Pansy içeri daldı. Tam giyinik değildim sadece altımda pantolon vardı.
"Dra..."
Yüzü bir domatese benziyordu. Koşarak odadan çıktı. Gülümsedim. Daha geleli 3 saat olsa bile arkadaş edinmiştim. Genelde asosyal bir tipimdir. Birde babam bir ara Voldemort için çalışmıştı ama Voldemort öldüğünde babamda onunla birlikte bir ölüm yiyen tarafından yok edildi. Neyse giyindim. Pansy beni bekliyordu hala biraz yüzü kızarıktı.
"Gidelim"
"Gidelim" dedim.
Masaya oturduğum anda gözüme bir kız takıldı. Biraz dalgalı kahverengi saçlarıyla gülümsüyordu yanındaki kızıl saçlı erkeğe.
"pansy şu kim?"
ağzı doluydu.
"Granger mi? o bir bulanık"
Granger demek bir bulanık. Bulanıklar dan nefret ederim.
Bir saniyede olsa göz göze gelmiştik benden gözlerini kaçırdı ve biraz pembeleşen yüzüyle bir bardak suyu üzerine döktü. Gülümsemekle yetindim. Granger'ın durgun bir saate kütüphaneye girip kafa dinleneceğini Pansy'den öğrenmiştim ve öylede yaptı. Neden bilmiyorum ama içimden onu takip etme isteği geliyordu. Ona doğru yaklaştım arkası dönüktü ve kitaplara bakıyordu. hafifçe kulağına uzaktan üfledim ve bir anda yerinden sıçrayıp arkasını döndü.
"M-merhaba" dedi.
"Ben Malfoy sende okulun bulanığı olmalısın."
Sanki ilk defa ona bulanık deniyormuş gibi afalladı.
"B- bulanık isem neden benimle i-iletişim kuruyorsun"

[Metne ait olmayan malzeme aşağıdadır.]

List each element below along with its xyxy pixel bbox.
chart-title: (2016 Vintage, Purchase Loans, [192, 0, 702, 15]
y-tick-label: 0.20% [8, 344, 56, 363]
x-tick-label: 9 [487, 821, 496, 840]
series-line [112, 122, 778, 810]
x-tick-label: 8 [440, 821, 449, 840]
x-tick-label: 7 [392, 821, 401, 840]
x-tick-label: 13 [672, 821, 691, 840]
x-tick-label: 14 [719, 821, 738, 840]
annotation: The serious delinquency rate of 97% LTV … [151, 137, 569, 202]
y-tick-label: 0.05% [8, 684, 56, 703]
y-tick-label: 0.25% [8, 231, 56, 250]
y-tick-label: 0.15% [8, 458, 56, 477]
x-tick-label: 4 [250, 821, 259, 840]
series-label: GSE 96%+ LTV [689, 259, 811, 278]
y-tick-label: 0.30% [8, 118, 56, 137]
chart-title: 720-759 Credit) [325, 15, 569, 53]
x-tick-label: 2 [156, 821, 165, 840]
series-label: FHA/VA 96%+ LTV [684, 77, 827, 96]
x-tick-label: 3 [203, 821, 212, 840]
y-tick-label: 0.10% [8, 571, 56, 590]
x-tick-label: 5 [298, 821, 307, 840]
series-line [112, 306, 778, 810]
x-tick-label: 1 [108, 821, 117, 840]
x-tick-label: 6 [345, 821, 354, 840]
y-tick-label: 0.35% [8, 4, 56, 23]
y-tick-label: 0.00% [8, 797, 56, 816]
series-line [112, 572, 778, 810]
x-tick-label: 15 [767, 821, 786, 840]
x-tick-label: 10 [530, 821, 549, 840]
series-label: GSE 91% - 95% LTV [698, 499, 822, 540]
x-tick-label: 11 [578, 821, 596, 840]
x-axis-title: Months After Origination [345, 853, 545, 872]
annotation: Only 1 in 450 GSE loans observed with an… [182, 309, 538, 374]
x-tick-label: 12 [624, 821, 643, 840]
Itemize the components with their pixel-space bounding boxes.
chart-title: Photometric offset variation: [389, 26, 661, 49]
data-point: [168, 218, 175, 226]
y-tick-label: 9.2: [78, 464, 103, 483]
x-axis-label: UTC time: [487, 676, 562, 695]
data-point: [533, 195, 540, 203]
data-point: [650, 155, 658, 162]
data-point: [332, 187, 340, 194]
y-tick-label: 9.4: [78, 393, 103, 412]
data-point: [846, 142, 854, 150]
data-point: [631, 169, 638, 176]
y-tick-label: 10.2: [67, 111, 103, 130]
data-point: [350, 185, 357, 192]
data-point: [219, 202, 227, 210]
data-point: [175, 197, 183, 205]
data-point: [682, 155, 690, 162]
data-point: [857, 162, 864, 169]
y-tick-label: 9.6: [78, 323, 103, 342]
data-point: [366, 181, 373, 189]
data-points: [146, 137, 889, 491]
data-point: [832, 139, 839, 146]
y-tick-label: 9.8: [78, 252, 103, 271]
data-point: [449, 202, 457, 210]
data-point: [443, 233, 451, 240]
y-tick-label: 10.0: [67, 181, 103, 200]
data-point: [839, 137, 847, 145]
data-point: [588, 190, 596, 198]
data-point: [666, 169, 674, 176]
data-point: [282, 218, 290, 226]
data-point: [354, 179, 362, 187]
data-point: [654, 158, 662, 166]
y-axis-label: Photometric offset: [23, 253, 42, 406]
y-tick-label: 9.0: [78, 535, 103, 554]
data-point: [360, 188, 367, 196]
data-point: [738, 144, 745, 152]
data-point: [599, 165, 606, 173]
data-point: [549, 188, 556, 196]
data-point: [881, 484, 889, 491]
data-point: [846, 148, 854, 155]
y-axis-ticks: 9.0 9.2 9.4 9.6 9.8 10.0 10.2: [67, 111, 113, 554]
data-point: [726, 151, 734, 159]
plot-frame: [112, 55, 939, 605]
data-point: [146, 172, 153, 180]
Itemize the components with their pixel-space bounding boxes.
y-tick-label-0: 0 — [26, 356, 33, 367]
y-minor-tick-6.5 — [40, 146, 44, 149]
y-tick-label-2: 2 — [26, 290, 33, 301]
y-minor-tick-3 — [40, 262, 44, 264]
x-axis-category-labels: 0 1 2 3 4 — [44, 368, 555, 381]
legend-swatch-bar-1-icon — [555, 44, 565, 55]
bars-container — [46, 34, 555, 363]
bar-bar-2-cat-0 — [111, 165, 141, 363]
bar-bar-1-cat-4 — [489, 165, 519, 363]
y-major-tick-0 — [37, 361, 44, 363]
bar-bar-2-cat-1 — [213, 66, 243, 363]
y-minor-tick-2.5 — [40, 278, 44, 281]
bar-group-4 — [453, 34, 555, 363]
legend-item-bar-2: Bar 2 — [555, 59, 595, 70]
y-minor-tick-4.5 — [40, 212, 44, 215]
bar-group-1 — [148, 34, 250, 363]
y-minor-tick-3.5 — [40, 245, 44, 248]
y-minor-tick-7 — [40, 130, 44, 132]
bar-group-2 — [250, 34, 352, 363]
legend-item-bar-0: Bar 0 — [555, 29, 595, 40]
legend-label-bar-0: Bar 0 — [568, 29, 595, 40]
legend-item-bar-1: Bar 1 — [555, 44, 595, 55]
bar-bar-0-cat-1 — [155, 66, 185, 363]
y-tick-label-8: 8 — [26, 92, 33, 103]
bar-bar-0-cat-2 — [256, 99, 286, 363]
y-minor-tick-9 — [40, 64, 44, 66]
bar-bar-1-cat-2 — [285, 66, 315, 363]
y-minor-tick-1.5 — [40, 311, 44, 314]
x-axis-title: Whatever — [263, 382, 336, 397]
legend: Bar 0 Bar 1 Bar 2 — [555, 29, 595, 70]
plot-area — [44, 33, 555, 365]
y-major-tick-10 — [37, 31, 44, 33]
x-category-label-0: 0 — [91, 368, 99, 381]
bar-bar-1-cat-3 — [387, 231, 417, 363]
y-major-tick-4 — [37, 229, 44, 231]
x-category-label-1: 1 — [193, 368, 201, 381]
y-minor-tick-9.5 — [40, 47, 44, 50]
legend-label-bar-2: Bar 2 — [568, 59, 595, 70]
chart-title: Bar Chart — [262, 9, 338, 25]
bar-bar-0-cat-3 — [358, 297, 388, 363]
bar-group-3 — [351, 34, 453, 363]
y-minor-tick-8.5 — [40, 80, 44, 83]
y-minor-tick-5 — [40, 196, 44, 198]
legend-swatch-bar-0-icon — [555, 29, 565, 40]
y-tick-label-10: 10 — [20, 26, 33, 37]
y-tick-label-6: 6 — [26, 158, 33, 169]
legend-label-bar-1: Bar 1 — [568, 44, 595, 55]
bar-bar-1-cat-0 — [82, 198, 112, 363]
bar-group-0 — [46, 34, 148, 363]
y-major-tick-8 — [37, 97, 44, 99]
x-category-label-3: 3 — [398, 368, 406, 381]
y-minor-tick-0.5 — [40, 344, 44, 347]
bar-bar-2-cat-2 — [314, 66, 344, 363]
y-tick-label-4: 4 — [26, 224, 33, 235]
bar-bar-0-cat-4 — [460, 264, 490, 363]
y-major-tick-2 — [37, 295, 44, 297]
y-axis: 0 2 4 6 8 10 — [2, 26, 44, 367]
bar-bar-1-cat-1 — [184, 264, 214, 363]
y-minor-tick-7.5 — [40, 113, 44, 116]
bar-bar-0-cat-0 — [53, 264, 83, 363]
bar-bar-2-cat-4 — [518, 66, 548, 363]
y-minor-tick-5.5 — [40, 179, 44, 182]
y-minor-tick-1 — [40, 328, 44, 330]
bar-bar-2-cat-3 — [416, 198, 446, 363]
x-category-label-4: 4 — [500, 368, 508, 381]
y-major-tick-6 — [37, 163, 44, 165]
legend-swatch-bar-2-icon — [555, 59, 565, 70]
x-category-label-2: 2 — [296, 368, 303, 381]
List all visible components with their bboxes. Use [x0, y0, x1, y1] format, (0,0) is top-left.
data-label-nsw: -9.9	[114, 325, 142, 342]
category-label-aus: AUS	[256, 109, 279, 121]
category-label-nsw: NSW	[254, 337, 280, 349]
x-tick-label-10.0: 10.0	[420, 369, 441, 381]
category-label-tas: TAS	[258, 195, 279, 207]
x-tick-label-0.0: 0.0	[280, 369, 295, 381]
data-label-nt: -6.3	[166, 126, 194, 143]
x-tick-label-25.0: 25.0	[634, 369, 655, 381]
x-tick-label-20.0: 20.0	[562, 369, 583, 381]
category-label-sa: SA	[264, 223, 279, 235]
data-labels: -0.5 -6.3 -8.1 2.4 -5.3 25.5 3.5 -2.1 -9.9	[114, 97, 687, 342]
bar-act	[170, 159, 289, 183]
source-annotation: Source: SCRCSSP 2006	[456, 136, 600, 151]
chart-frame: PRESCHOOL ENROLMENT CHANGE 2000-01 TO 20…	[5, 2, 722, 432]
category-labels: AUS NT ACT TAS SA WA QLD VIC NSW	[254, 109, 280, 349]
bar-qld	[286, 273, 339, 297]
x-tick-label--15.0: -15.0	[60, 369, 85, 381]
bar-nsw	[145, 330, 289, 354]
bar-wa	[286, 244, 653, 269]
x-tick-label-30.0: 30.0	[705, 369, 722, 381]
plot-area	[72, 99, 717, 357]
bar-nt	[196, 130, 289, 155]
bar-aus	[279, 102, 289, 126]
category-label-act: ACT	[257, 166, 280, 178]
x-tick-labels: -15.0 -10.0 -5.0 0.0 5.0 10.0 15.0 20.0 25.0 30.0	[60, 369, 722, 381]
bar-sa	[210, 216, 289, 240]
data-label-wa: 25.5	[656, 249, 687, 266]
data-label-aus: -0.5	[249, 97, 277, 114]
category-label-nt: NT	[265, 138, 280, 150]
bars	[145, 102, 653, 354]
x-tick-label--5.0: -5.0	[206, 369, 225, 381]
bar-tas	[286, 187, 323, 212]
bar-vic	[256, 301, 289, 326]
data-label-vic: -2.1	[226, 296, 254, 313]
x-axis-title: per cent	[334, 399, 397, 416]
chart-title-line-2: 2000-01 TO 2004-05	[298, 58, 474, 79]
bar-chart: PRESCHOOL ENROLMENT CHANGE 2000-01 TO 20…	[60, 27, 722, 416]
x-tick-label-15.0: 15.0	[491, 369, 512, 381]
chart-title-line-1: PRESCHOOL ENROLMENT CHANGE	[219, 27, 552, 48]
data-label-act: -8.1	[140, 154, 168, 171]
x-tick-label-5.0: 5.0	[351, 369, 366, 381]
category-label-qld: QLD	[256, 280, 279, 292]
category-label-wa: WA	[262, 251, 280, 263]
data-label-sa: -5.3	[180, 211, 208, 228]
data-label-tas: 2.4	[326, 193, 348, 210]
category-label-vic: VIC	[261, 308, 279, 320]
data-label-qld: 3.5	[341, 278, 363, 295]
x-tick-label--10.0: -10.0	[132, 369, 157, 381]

Sesinin titrediğini fark ettim. Bana bir omuz atıp oradan uzaklaştı. Şey gibi hoş kokuyordu sanki şey gül gibi. Ne saçmalıyorum.
Hermione Granger
Bana bulanık denmesinden nefret ediyordum. Gözlerimden yaşlar akmaması için kendimi bir süre tuttum. Ama artık güçlü duramıyordum. Sadece 2 senen kaldı dayan Granger diyordum içimden.
Selam biraz kısa oldu ama aklımda harika bir hikaye var. Öpüyorum.